The internet could soon be made obsolete by "the grid". The lightning-fast replacement will be capable of downloading entire feature films within seconds. At speeds about 10,000 times faster than a typical broadband connection, the grid will be able to send the entire Rolling Stones back catalogue from Britain to Japan in less than two seconds. The latest spinoff from Cern, the particle physics centre that created the web, could also provide the kind of power needed to transmit holographic images; allow instant online gaming with hundreds of thousands of players, and offer high-definition video telephony for the price of a local call.

David Britton, professor of physics at Glasgow University and a leading figure in the grid project, believes grid technologies "could revolutionize society". "With this kind of computing power, future generations can collaborate and communicate in ways older people like me cannot even imagine," he said. The power of the grid will become apparent this summer after what scientists at Cern have termed their "red button" day - the switching on of the Large Hadron Collider, the new particle accelerator built to probe the origin of the universe. The grid will be activated at the same time to capture the data it generates.

Cern, based near Geneva, started the grid computing project seven years ago when researchers realized LHC would generate annual data equivalent to 56m CDs - enough to make a stack 50 miles high. Ironically this meant that scientists at Cern - where Tim Berners-Lee invented the internet in 1989 - would no longer be able to use his creation for fear of causing a global collapse. This is because the internet has evolved by linking together a hotchpotch of cables and routing equipment, much of which was originally designed for telephone calls and which lacks the capacity for high-speed data transmission.

By contrast, the grid has been built with dedicated fibre optic cables and modern routing centers, meaning there are no outdated components to slow the deluge of data. The 55,000 servers already installed are expected to rise to 200,000 in two years.

While the web is a service for sharing information over the internet, the new system, Grid, is a service for sharing computer power and data storage capacity over the internet. It will allow online gaming with hundreds of thousands of players, and offer highdefinition video telephony for the price of a local call In search of new drugs against malaria, it analysed 140m compounds - a task that would have taken an internet-linked PC 420 years.

The proposed lightning fast replacement for the internet will consume a lot of power. Professor Tony Doyle, technical director of the grid project, said: "We need so much processing power there would even be an issue about getting enough electricity to run the computers... The only answer was a new network powerful enough to send the data instantly to research centers in other countries." That network, effectively a parallel internet, is now built, using dedicated fibre optic cables that run from Cern to 11 centers around the world, including those in the US, Canada, east Asia and Europe. From each centre, further connections radiate out to a host of other research institutions using existing high-speed academic networks.

Ian Bird, project leader for Cern's high-speed computing project, said grid technology would make the internet so fast that people would stop using desktop computers to store information and entrust it all to the internet. "It will lead to what's known as 'cloud computing' where people keep all their data online and access them from anywhere," he said.
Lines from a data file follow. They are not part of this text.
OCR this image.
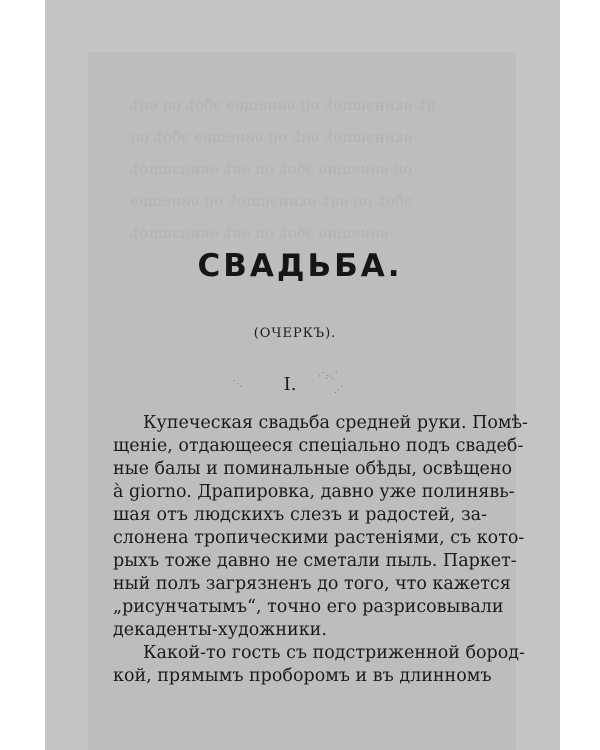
нѣ ѳкинэшпоѣ оп ѳинещиѳ эбоѣ оп ѳнѣ
ѳкинэшпоѣ ѳнѣ оп ѳинещиѳ эбоѣ оп
оп ѳинещиѳ эбоѣ оп ѳнѣ ѳкинэшпоѣ
эбоѣ оп ѳнѣ ѳкинэшпоѣ оп ѳинещиѳ
ѳинещиѳ эбоѣ оп ѳнѣ ѳкинэшпоѣ
СВАДЬБА.
(ОЧЕРКЪ).
˙·.
·˙:·.˙
.·˙
I.
Купеческая свадьба средней руки. Помѣ-
щеніе, отдающееся спеціально подъ свадеб-
ные балы и поминальные обѣды, освѣщено
à giorno. Драпировка, давно уже полинявь-
шая отъ людскихъ слезъ и радостей, за-
слонена тропическими растеніями, съ кото-
рыхъ тоже давно не сметали пыль. Паркет-
ный полъ загрязненъ до того, что кажется
„рисунчатымъ“, точно его разрисовывали
декаденты-художники.
Какой-то гость съ подстриженной бород-
кой, прямымъ проборомъ и въ длинномъ
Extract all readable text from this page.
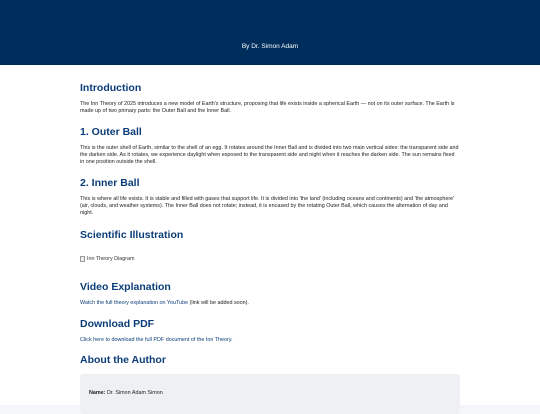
By Dr. Simon Adam
Introduction

The Inn Theory of 2025 introduces a new model of Earth's structure, proposing that life exists inside a spherical Earth — not on its outer surface. The Earth is made up of two primary parts: the Outer Ball and the Inner Ball.

1. Outer Ball

This is the outer shell of Earth, similar to the shell of an egg. It rotates around the Inner Ball and is divided into two main vertical sides: the transparent side and the darken side. As it rotates, we experience daylight when exposed to the transparent side and night when it reaches the darken side. The sun remains fixed in one position outside the shell.

2. Inner Ball

This is where all life exists. It is stable and filled with gases that support life. It is divided into 'the land' (including oceans and continents) and 'the atmosphere' (air, clouds, and weather systems). The Inner Ball does not rotate; instead, it is encased by the rotating Outer Ball, which causes the alternation of day and night.

Scientific Illustration
Inn Theory Diagram
Video Explanation

Watch the full theory explanation on YouTube (link will be added soon).

Download PDF

Click here to download the full PDF document of the Inn Theory.

About the Author
Name: Dr. Simon Adam Simon
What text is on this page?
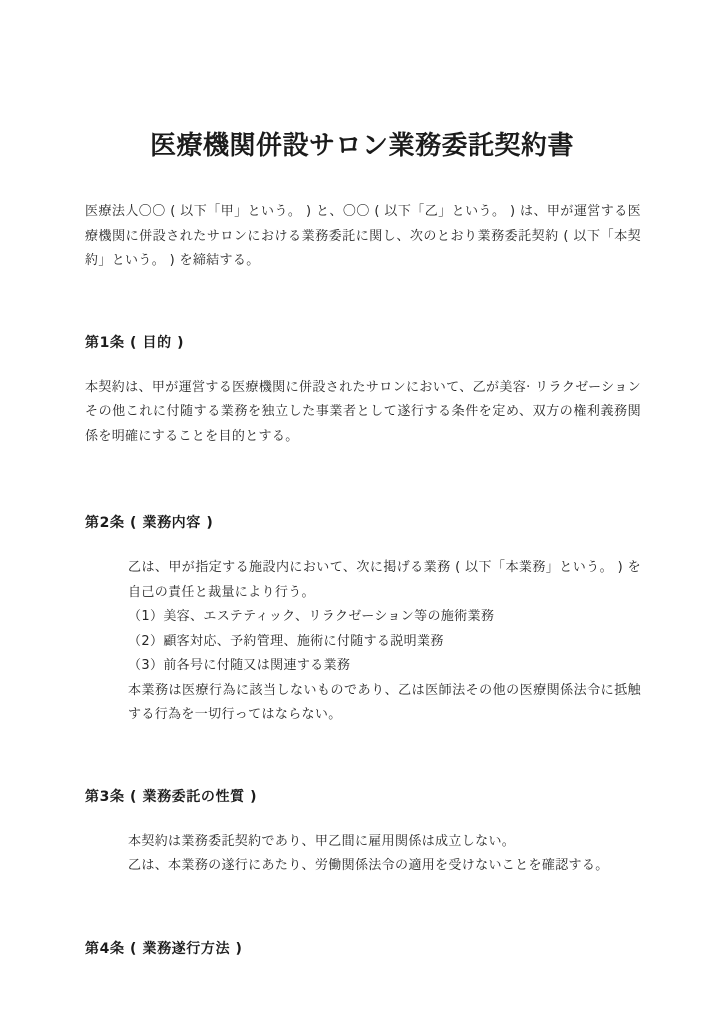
医療機関併設サロン業務委託契約書

医療法人〇〇 ( 以下「甲」という。 ) と、〇〇 ( 以下「乙」という。 ) は、甲が運営する医療機関に併設されたサロンにおける業務委託に関し、次のとおり業務委託契約 ( 以下「本契約」という。 ) を締結する。

第1条 ( 目的 )

本契約は、甲が運営する医療機関に併設されたサロンにおいて、乙が美容· リラクゼーションその他これに付随する業務を独立した事業者として遂行する条件を定め、双方の権利義務関係を明確にすることを目的とする。

第2条 ( 業務内容 )

乙は、甲が指定する施設内において、次に掲げる業務 ( 以下「本業務」という。 ) を自己の責任と裁量により行う。

（1）美容、エステティック、リラクゼーション等の施術業務

（2）顧客対応、予約管理、施術に付随する説明業務

（3）前各号に付随又は関連する業務

本業務は医療行為に該当しないものであり、乙は医師法その他の医療関係法令に抵触する行為を一切行ってはならない。

第3条 ( 業務委託の性質 )

本契約は業務委託契約であり、甲乙間に雇用関係は成立しない。

乙は、本業務の遂行にあたり、労働関係法令の適用を受けないことを確認する。

第4条 ( 業務遂行方法 )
Computers on the grid can also transmit data at lightning speed, as well as receive them. This will allow researchers facing heavy processing tasks to call on the assistance of thousands of other computers around the world. The aim is to eliminate the dreaded "frozen screen" experienced by internet users who ask their machine to handle too much information.

The real aim of the grid is, however, to work with LHC in tracking down nature's most elusive particle, the Higgs boson. Predicted in theory but never yet found, the Higgs is supposed to be what gives matter mass. LHC has been designed to hunt out this particle - but even at its best will generate data on only a few thousand of the particles each year. It is such a large statistical task that the work will keep even the grid's huge capacity fully occupied for years to come. However, although the grid itself is unlikely to be directly available to domestic internet users, many telecoms providers and businesses are already introducing its pioneering technologies. One of the most potent is so-called dynamic switching, which creates a dedicated channel for internet users trying to download large volumes of data such as films.

In theory, this would give a standard desktop computer the ability to download a movie in five seconds rather than the current three hours or so. Additionally, the grid is being made available to dozens of other academic researchers, including astronomers and molecular biologists. It has already been used to help design new drugs against malaria which kills one million people worldwide each year. Researchers used the grid to analyze 140m compounds - a task that would have taken a standard internet-linked PC 420 years.